Libyan Prime Minister Abdul Hamid Dbeibah caused an outcry on Wednesday when he made what critics said were misogynistic comments about unmarried women.
At an event to celebrate a grant to the marriage fund in Tripoli, Mr Dbeibah said he wanted to “revitalise the market” for unmarried women to make the prospect of marriage more lucrative.
“Sometimes we give bonuses, especially for older women," he said.
Mr Dbeibah established the marital support fund to encourage Libyans to marry during a financial crisis that has emerged since the 2011 toppling of dictator Muammar Qaddafi and the subsequent civil war. He proposed in October to pay 40,000 Libyan dinars ($8,700) to each new Libyan couple upon marriage, to help start their life together.
The remarks sparked uproar online, with the hashtag “Libyan women are citizens, not a commodity” trending. Critics accused Mr Dbeibah of implying women were valuable only as prospects for marriage.

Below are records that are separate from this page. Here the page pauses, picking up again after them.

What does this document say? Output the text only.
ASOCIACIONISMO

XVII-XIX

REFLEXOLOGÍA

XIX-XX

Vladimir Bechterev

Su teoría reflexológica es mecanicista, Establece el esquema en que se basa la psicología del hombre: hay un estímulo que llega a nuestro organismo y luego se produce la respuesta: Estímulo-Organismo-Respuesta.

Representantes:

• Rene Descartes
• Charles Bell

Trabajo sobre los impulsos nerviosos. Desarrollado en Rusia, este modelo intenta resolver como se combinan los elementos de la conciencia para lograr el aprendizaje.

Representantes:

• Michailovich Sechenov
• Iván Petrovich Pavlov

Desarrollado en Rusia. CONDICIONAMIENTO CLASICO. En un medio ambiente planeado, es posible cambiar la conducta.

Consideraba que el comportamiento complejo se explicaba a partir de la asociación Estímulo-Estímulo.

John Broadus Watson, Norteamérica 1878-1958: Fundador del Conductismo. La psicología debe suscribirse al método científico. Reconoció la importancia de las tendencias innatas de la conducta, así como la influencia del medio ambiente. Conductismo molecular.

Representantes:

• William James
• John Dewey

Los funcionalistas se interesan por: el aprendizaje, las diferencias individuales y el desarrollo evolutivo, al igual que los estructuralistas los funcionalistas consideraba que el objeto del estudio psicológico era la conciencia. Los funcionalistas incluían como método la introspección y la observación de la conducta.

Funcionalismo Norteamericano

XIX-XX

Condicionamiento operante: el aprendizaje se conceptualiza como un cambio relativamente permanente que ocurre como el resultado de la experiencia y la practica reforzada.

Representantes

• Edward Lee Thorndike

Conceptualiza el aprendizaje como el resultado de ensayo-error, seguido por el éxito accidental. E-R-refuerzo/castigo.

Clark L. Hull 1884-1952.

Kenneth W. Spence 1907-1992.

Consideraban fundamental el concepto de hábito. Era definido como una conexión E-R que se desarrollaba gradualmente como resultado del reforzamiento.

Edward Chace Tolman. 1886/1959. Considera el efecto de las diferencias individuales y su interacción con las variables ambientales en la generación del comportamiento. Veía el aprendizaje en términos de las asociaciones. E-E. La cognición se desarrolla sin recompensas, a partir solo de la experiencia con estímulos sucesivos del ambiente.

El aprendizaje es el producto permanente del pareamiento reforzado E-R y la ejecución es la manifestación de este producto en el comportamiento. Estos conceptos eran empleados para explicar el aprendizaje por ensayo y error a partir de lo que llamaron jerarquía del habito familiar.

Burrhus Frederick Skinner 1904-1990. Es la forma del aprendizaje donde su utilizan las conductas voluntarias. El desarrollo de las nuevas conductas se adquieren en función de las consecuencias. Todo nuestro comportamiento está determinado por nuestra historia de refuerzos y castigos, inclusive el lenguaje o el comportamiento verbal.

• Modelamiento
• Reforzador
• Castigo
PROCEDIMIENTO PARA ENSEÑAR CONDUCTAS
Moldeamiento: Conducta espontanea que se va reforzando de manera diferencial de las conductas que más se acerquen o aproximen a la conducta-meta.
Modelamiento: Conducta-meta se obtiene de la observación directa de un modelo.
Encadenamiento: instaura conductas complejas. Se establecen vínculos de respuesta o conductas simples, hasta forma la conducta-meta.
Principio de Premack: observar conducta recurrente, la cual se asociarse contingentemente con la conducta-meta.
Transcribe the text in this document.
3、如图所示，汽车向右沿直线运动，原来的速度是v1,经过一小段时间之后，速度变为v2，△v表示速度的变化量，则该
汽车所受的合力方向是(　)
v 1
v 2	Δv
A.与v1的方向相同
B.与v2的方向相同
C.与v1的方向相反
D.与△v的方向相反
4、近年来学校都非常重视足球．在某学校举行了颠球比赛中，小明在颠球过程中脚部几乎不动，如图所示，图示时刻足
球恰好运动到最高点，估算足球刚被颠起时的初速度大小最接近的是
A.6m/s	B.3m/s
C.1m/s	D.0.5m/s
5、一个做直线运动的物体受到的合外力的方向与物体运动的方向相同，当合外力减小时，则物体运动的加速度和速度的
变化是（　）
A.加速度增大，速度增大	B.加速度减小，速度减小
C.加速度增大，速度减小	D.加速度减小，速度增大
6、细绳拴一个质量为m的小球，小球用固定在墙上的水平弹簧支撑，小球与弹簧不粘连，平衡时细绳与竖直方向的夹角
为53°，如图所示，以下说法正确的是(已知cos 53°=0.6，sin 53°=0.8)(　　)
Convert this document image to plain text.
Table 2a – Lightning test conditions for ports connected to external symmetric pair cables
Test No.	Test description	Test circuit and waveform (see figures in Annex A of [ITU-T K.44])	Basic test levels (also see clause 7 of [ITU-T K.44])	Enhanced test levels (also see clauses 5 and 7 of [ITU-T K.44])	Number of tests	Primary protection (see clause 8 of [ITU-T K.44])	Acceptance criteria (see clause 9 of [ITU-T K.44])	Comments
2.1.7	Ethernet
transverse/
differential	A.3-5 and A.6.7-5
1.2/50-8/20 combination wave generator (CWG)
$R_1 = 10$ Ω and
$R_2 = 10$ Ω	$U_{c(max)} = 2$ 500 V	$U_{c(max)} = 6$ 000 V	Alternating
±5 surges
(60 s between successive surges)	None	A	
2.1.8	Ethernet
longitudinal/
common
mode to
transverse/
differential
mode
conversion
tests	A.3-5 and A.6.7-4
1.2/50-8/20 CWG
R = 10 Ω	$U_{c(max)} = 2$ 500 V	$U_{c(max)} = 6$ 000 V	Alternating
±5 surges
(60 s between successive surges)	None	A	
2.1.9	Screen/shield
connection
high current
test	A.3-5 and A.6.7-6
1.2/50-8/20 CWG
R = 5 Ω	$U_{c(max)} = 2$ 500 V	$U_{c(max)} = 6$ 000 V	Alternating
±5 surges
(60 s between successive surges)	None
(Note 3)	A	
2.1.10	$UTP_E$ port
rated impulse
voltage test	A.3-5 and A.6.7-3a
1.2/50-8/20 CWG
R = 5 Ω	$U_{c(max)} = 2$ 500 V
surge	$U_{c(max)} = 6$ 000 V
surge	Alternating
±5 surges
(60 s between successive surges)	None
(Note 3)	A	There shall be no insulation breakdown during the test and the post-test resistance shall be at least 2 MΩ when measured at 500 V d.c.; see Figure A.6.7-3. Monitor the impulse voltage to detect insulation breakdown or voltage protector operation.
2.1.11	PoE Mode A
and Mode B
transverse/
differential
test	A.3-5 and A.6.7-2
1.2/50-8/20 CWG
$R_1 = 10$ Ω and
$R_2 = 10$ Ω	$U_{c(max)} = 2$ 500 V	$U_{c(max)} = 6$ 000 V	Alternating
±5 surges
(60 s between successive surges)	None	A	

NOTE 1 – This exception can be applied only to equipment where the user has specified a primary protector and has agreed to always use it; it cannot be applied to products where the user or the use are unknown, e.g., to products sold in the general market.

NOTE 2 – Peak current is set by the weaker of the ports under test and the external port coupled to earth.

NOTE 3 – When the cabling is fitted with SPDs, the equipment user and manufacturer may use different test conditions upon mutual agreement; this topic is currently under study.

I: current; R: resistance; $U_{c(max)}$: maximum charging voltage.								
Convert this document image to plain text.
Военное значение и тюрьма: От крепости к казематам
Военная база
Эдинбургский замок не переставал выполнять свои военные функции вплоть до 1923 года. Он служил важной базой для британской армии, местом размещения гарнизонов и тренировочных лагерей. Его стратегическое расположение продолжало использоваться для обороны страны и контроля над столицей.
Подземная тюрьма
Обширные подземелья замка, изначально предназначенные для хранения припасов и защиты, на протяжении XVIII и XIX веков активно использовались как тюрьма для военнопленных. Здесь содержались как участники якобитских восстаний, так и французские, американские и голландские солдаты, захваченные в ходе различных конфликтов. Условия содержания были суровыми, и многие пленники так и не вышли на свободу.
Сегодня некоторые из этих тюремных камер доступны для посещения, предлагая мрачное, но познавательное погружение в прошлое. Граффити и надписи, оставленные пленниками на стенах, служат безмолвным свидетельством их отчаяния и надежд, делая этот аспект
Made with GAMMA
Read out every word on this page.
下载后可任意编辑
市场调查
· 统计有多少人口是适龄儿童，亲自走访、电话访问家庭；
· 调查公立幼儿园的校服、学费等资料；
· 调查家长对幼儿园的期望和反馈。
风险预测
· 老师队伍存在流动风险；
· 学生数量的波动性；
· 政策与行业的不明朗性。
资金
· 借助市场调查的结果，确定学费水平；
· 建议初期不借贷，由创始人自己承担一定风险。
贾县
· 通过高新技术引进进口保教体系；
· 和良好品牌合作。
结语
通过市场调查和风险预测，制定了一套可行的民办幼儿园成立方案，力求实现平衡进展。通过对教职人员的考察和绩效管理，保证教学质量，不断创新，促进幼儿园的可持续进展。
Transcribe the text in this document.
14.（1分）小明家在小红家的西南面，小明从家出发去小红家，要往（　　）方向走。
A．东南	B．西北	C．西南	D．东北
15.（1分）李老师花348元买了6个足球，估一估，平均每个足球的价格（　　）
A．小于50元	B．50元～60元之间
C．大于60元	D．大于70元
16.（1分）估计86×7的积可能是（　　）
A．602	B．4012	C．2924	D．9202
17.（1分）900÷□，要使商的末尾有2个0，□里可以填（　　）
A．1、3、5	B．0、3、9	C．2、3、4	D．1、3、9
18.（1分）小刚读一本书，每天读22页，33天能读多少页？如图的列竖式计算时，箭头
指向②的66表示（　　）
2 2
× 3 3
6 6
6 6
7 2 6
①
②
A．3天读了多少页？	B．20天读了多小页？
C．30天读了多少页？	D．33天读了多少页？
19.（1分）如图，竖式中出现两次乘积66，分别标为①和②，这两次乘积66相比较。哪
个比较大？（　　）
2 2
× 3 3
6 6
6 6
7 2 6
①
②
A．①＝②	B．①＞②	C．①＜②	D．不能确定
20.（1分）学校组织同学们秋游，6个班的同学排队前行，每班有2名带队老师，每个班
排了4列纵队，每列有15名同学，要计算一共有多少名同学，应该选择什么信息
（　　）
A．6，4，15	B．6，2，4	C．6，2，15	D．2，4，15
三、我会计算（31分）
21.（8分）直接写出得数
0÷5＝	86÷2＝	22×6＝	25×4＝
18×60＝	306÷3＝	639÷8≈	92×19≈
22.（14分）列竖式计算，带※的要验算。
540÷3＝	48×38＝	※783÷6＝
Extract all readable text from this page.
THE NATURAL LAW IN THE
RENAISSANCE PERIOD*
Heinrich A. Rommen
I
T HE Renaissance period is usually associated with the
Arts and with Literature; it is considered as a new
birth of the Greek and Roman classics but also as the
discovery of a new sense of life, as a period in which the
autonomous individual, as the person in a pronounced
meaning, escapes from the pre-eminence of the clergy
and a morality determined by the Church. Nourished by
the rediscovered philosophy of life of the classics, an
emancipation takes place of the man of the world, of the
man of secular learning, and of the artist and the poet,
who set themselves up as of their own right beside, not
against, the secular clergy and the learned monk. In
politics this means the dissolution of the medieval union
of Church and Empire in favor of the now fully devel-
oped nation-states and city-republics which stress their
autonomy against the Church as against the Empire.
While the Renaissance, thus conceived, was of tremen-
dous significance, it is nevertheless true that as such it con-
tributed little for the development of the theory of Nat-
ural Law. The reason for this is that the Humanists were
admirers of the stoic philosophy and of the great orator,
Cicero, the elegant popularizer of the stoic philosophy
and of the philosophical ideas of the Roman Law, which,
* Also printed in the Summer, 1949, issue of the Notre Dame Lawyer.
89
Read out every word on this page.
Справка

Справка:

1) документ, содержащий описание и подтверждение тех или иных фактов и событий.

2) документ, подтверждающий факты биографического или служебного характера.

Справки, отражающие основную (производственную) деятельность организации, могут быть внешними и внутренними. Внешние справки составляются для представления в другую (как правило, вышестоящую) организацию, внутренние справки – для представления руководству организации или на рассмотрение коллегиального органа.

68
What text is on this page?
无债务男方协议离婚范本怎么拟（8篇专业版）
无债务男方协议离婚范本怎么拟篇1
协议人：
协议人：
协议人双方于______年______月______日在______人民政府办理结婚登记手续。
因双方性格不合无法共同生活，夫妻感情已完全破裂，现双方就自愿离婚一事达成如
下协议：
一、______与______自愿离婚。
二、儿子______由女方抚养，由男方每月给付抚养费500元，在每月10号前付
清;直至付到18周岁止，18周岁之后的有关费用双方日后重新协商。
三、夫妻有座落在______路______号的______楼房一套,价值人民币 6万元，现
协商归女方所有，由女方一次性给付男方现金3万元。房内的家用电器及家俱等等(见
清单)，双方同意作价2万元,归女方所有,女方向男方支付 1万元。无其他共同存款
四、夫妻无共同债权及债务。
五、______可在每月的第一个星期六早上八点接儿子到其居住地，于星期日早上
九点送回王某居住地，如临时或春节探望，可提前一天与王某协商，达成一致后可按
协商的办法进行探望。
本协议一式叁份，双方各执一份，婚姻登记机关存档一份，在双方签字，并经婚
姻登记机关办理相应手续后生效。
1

In a televised press conference on Thursday, Mr Dbeibah refused to apologise and defended himself against the widespread criticism, which he said came from “people residing outside Libya” and those “unfamiliar” with the Libyan culture and way of speaking.
Members of the Libyan Women’s Platform for Peace (LWPP), which advocates for the inclusion of women in the political process, said the interim prime minister should act like a “role model” for the people.
”Prime Minister [Dbeibah] whose mandate expired last week sees unmarried women as a commodity and market he could benevolently invest in to jump start it since women’s only goal in life is to marry or expire,” the LWPP’s Ayat Mneina said.
Others, like Zahra Langi, a member of the UN-backed Libyan Political Dialogue Forum to bring democracy to Libya, linked the perception of women as a commodity to the rampant corruption in the country.
“Political finances from corruption … transforms members of society into goods that can be bought and sold so that human relations are based on the trade of benefit and the consumption of values,“ she said.
Libyan journalist Huda Elsrari called for Mr Dbeibah to be prosecuted for insulting Libyan women.
“Immunity should be lifted [from Dbeibah] to forge a path for prosecuting him on the charge of insulting the Libyan woman and denying the values set forth by the constitution,“ she wrote on Twitter.
The mandate for Mr Dbeibah’s interim government was scheduled to expire on December 24 with presidential elections that were delayed after disputes over the final list of candidates.
The electoral commission responsible for overseeing the vote recommended January 24 as a new date but the Tobruk-based parliament suggested waiting longer until the country achieves political stability.